Wang Dinghui, Xiong Tianhua, Yu Wenlong, Liu Bin, Wang Jing, Xiao Kaihu, She Qiang
Department of Cardiology, The Second Affiliated Hospital of Chongqing Medical University, Chongqing, China.
Front Genet. 2021 May 11;12:650213. doi: 10.3389/fgene.2021.650213. eCollection 2021.
Valvular heart disease is obtaining growing attention in the cardiovascular field and it is believed that calcific aortic valve disease (CAVD) is the most common valvular heart disease (VHD) in the world. CAVD does not have a fully effective treatment to delay its progression and the specific molecular mechanism of aortic valve calcification remains unclear. We obtained the gene expression datasets GSE12644 and GSE51472 from the public comprehensive free database GEO. Then, a series of bioinformatics methods, such as GO and KEGG analysis, STING online tool, Cytoscape software, were used to identify differentially expressed genes in CAVD and healthy controls, construct a PPI network, and then identify key genes. In addition, immune infiltration analysis was used via CIBERSORT to observe the expression of various immune cells in CAVD. A total of 144 differential expression genes were identified in the CAVD samples in comparison with the control samples, including 49 up-regulated genes and 95 down-regulated genes. GO analysis of DEGs were most observably enriched in the immune response, signal transduction, inflammatory response, proteolysis, innate immune response, and apoptotic process. The KEGG analysis revealed that the enrichment of DEGs in CAVD were remarkably observed in the chemokine signaling pathway, cytokine-cytokine receptor interaction, and PI3K-Akt signaling pathway. Chemokines CXCL13, CCL19, CCL8, CXCL8, CXCL16, MMP9, CCL18, CXCL5, VCAM1, and PPBP were identified as the hub genes of CAVD. It was macrophages that accounted for the maximal proportion among these immune cells. The expression of macrophages M0, B cells memory, and Plasma cells were higher in the CAVD valves than in healthy valves, however, the expression of B cells naïve, NK cells activated, and macrophages M2 were lower. We detected that chemokines CXCL13, CXCL8, CXCL16, and CXCL5, and CCL19, CCL8, and CCL18 are the most important markers of aortic valve disease. The regulatory macrophages M0, plasma cells, B cells memory, B cells naïve, NK cells activated, and macrophages M2 are probably related to the occurrence and the advancement of aortic valve stenosis. These identified chemokines and these immune cells may interact with a subtle adjustment relationship in the development of calcification in CAVD.

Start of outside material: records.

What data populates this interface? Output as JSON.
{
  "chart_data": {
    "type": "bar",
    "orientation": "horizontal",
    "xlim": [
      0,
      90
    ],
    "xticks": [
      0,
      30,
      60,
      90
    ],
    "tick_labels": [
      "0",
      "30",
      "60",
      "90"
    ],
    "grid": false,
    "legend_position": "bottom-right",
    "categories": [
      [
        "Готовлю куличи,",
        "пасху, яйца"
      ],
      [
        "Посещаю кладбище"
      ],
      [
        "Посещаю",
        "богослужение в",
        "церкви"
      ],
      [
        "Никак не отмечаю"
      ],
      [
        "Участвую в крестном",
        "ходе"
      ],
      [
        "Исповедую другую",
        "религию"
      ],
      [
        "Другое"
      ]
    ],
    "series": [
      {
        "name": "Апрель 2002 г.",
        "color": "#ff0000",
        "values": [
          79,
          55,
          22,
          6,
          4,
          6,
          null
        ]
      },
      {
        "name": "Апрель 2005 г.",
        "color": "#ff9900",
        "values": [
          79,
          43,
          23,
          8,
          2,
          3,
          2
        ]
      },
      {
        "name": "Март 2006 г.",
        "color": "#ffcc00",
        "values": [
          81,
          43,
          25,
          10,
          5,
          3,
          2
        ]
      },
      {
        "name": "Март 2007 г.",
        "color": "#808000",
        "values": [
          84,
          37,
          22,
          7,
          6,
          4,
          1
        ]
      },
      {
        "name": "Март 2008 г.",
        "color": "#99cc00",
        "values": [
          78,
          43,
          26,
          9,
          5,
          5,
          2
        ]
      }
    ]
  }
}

心脏瓣膜病在心血管领域日益受到关注,据信钙化性主动脉瓣疾病(CAVD)是全球最常见的心脏瓣膜病(VHD)。CAVD尚无完全有效的治疗方法来延缓其进展,主动脉瓣钙化的具体分子机制仍不清楚。我们从公共综合免费数据库GEO中获取了基因表达数据集GSE12644和GSE51472。然后,使用一系列生物信息学方法,如GO和KEGG分析、STING在线工具、Cytoscape软件,来识别CAVD和健康对照中的差异表达基因,构建蛋白质-蛋白质相互作用(PPI)网络,进而识别关键基因。此外,通过CIBERSORT进行免疫浸润分析,以观察CAVD中各种免疫细胞的表达。与对照样本相比,在CAVD样本中总共鉴定出144个差异表达基因,包括49个上调基因和95个下调基因。对差异表达基因的GO分析最显著地富集于免疫应答、信号转导、炎症应答、蛋白水解、固有免疫应答和凋亡过程。KEGG分析显示,CAVD中差异表达基因在趋化因子信号通路、细胞因子-细胞因子受体相互作用和PI3K-Akt信号通路中显著富集。趋化因子CXCL13、CCL19、CCL8、CXCL8、CXCL16、MMP9、CCL18、CXCL5、VCAM1和PPBP被鉴定为CAVD的枢纽基因。在这些免疫细胞中,巨噬细胞占比最大。CAVD瓣膜中巨噬细胞M0、记忆B细胞和浆细胞的表达高于健康瓣膜,然而,幼稚B细胞、活化NK细胞和巨噬细胞M2的表达较低。我们检测到趋化因子CXCL13、CXCL8、CXCL16和CXCL5以及CCL19、CCL8和CCL18是主动脉瓣疾病的最重要标志物。调节性巨噬细胞M0、浆细胞、记忆B细胞、幼稚B细胞、活化NK细胞和巨噬细胞M2可能与主动脉瓣狭窄的发生和进展有关。这些鉴定出的趋化因子和这些免疫细胞可能在CAVD钙化发展过程中以微妙的调节关系相互作用。